# Optimization Algorithms
Deep learning algorithms require optimizations since training very large deep neural network can be extremely slow. Other than applying a good initialization, batch normalization; a huge boost comes from using a faster optimization algorithm.

Here, three optimization algorithms will be presented.
- Gradient Descent 
- Momentum
- Adam 

### Gradient Descent

Gradient Descent is a primary optimization method in machine learning. 
For each layer l , the during forward propagation we calculate  W[l] and then during back propagation , we calculate derivatives of that respective weights and biases dW[l] and db[l].

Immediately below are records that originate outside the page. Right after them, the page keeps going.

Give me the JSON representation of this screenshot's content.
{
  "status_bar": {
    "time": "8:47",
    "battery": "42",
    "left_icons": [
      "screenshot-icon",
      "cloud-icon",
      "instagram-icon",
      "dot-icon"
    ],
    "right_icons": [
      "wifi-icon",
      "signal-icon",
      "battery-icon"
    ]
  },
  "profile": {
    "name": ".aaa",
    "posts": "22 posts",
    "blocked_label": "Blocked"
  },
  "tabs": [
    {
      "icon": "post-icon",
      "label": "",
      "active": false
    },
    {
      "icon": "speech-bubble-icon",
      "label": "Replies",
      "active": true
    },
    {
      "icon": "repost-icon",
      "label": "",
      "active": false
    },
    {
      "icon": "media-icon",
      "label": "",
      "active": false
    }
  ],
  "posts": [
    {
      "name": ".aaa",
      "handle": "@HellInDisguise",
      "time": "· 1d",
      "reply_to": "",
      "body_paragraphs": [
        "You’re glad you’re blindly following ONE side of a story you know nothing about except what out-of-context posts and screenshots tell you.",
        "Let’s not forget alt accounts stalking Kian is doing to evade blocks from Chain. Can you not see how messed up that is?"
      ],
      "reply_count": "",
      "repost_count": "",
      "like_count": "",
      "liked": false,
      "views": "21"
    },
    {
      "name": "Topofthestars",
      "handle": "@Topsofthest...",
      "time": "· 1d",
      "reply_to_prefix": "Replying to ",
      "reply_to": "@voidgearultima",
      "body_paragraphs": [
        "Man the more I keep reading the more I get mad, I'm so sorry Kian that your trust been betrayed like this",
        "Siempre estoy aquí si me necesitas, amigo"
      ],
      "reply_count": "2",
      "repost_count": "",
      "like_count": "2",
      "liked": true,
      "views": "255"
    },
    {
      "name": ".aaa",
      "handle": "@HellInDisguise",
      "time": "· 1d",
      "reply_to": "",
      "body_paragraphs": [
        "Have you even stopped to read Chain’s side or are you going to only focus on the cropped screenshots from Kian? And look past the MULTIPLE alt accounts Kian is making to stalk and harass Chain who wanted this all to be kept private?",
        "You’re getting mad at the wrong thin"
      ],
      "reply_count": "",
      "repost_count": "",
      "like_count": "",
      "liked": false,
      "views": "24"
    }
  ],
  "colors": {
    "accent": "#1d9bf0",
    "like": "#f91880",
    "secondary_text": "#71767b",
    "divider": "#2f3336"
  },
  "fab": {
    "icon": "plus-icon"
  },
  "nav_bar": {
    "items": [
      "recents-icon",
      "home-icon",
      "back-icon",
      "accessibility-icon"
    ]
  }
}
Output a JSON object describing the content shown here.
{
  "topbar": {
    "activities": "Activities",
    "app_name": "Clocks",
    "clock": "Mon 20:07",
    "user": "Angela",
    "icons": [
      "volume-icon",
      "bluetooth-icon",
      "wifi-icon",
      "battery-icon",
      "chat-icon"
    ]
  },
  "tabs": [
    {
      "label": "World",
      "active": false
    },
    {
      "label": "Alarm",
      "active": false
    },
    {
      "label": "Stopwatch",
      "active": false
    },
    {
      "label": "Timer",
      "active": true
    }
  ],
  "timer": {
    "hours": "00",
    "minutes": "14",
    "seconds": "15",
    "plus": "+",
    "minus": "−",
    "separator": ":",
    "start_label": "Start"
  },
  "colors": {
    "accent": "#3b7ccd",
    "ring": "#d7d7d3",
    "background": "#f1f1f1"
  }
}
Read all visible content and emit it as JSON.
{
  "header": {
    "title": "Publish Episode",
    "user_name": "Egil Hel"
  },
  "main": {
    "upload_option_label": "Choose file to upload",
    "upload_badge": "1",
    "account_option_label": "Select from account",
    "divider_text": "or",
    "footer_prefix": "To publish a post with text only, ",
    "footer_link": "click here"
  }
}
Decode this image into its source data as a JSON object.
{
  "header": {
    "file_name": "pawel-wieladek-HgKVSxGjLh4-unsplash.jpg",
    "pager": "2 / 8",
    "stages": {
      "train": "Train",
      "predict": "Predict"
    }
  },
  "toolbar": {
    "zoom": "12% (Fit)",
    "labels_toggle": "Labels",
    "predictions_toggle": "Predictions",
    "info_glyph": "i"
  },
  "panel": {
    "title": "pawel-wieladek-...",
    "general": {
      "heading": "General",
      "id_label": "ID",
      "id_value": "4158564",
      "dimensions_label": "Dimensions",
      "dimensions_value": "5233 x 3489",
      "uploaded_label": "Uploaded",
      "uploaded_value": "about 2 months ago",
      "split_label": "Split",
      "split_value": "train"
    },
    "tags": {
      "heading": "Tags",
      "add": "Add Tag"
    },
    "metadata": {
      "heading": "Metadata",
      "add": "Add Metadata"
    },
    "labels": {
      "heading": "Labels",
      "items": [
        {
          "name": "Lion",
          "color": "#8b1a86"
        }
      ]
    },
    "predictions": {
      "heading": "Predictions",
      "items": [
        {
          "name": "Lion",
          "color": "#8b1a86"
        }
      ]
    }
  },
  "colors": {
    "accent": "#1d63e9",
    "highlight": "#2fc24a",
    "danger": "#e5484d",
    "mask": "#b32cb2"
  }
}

For  l=1,...,L , the update is 

    W[l] = W[l] − α dW[l]
 
    b[l] = b[l] − α db[l]
 
where  α  is the learning rate.
All parameters and gradients should be stored in the parameters and gradients dictionary. 


In [14]:
def gradient_descent_update(parameters, gradients, learning_rate):

    L = len(parameters) 
    
    for l in range(L):
        parameters["W" + str(l+1)] = parameters["W" + str(l+1)] - learning_rate * gradients['dW' + str(l + 1)]
        parameters["b" + str(l+1)] = parameters["b" + str(l+1)] - learning_rate * gradients['db' + str(l + 1)]
      
    return parameters

### Momentum

Momentum takes into account the past gradients to smooth out the update. because the path taken by mini-batch gradient descent will "oscillate" toward convergence. Using momentum can reduce these oscillations. We will store the 'direction' of the previous gradients in the variable  v . Formally, this will be the exponentially weighted average of the gradient on previous steps.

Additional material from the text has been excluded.